Like Mizzou, TCU needed a little bit to adjust to joining a new conference under a longtime, highly successful coach. After going 7-6 following its jump from the Mountain West to the Big 12 in 2012, TCU slipped to 4-8 in 2013. Gary Patterson adjusted to his new surroundings, though, and oversaw the ascendances of quarterback Trevone Boykin and receiver Josh Doctson to power a high-scoring offense that torched the Big 12 for two consecutive years. 

And then there’s Auburn, which fired championship-winning coach Gene Chizik (and defensive coordinator Brian VanGorder) after a disastrous 2012 season and brought in Gus Malzahn, whose spread-option offense mesmerized college football on its way to an SEC title and appearance in the BCS Championship. 

Given their new conference/new coach circumstances, Mizzou, TCU and Auburn aren’t great comparisons to where Notre Dame stands right now.

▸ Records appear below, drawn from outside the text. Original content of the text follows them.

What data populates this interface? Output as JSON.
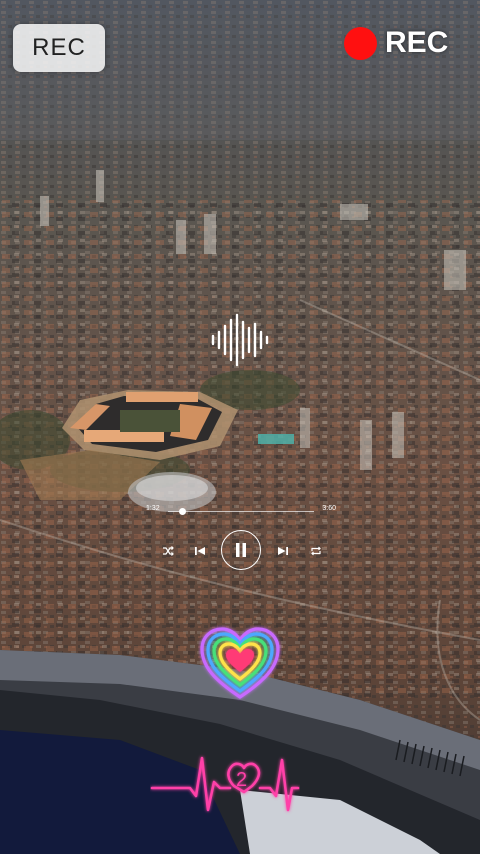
{
  "overlay": {
    "rec_badge_label": "REC",
    "rec_indicator_label": "REC",
    "rec_dot_color": "#ff1010"
  },
  "player": {
    "current_time": "1:32",
    "total_time": "3:60",
    "progress_fraction": 0.1,
    "icons": {
      "waveform": "sound-waveform-icon",
      "shuffle": "shuffle-icon",
      "previous": "previous-track-icon",
      "play_pause": "pause-icon",
      "next": "next-track-icon",
      "repeat": "repeat-icon"
    }
  },
  "stickers": {
    "heart": "rainbow-neon-heart",
    "ecg": "pink-neon-heartbeat-line",
    "neon_color": "#ff3fa8"
  }
}
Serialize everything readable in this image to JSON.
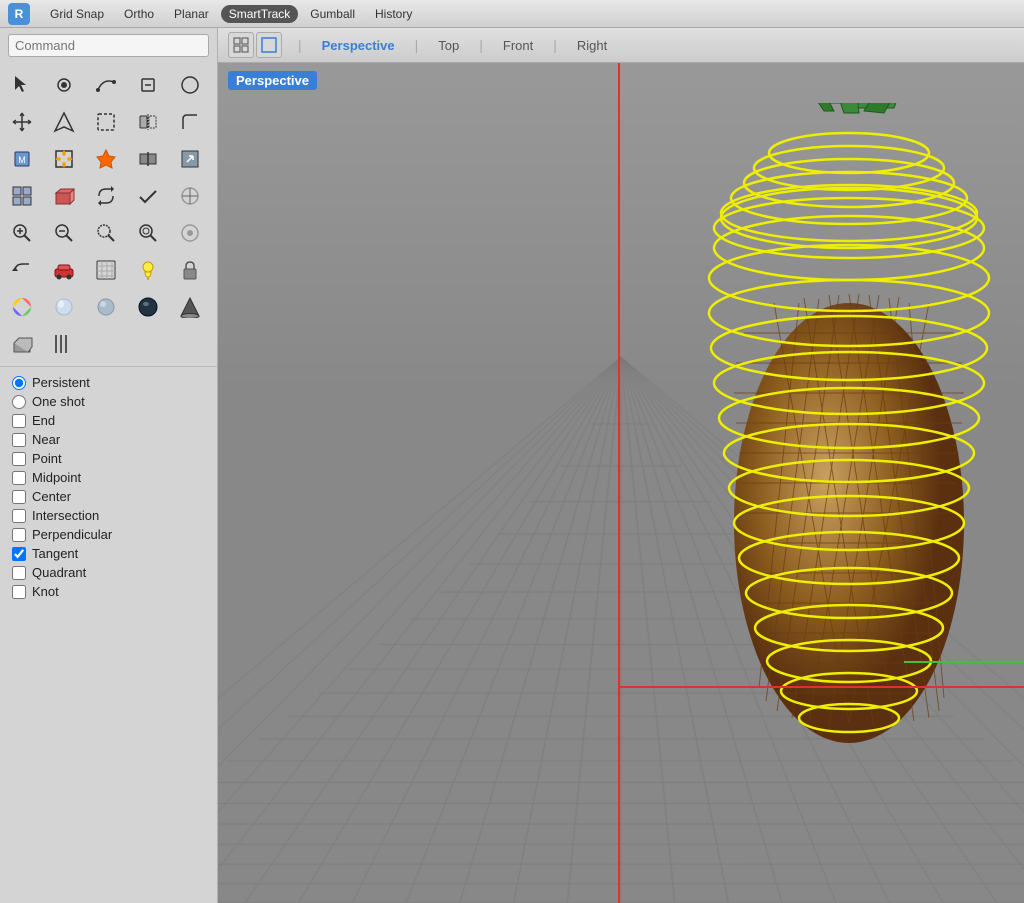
{
  "toolbar": {
    "app_icon": "R",
    "buttons": [
      {
        "label": "Grid Snap",
        "active": false
      },
      {
        "label": "Ortho",
        "active": false
      },
      {
        "label": "Planar",
        "active": false
      },
      {
        "label": "SmartTrack",
        "active": true
      },
      {
        "label": "Gumball",
        "active": false
      },
      {
        "label": "History",
        "active": false
      }
    ]
  },
  "command_input": {
    "placeholder": "Command"
  },
  "view_tabs": {
    "perspective_label": "Perspective",
    "tabs": [
      {
        "label": "Perspective",
        "active": true
      },
      {
        "label": "Top",
        "active": false
      },
      {
        "label": "Front",
        "active": false
      },
      {
        "label": "Right",
        "active": false
      }
    ]
  },
  "snap_options": {
    "modes": [
      {
        "label": "Persistent",
        "type": "radio",
        "checked": true
      },
      {
        "label": "One shot",
        "type": "radio",
        "checked": false
      }
    ],
    "snaps": [
      {
        "label": "End",
        "checked": false
      },
      {
        "label": "Near",
        "checked": false
      },
      {
        "label": "Point",
        "checked": false
      },
      {
        "label": "Midpoint",
        "checked": false
      },
      {
        "label": "Center",
        "checked": false
      },
      {
        "label": "Intersection",
        "checked": false
      },
      {
        "label": "Perpendicular",
        "checked": false
      },
      {
        "label": "Tangent",
        "checked": true
      },
      {
        "label": "Quadrant",
        "checked": false
      },
      {
        "label": "Knot",
        "checked": false
      }
    ]
  },
  "tools": {
    "rows": 11
  }
}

Nutt never came close to the kind of success Kelly has had (2012 and 2015) and his 10-win 2005 season was an outlier in his tenure with the Razorbacks. 

So the worry for Notre Dame is that if it’s not good enough to reach a bowl in 2016, it’s unlikely it’ll be good enough — even with at the least 16 returning starters on both sides of the ball, maybe more — to contend for the College Football Playoff in 2017. The glass-half-full viewpoint is that Notre Dame's six current losses have been by a combined 29 points, and that a more experienced roster next year will be able to flip those defeats into wins. 

But if the Irish are able to accomplish that turnaround from a seven- or eight-loss season, it won’t be unprecedented in recent history, but it would be a rare occurrence.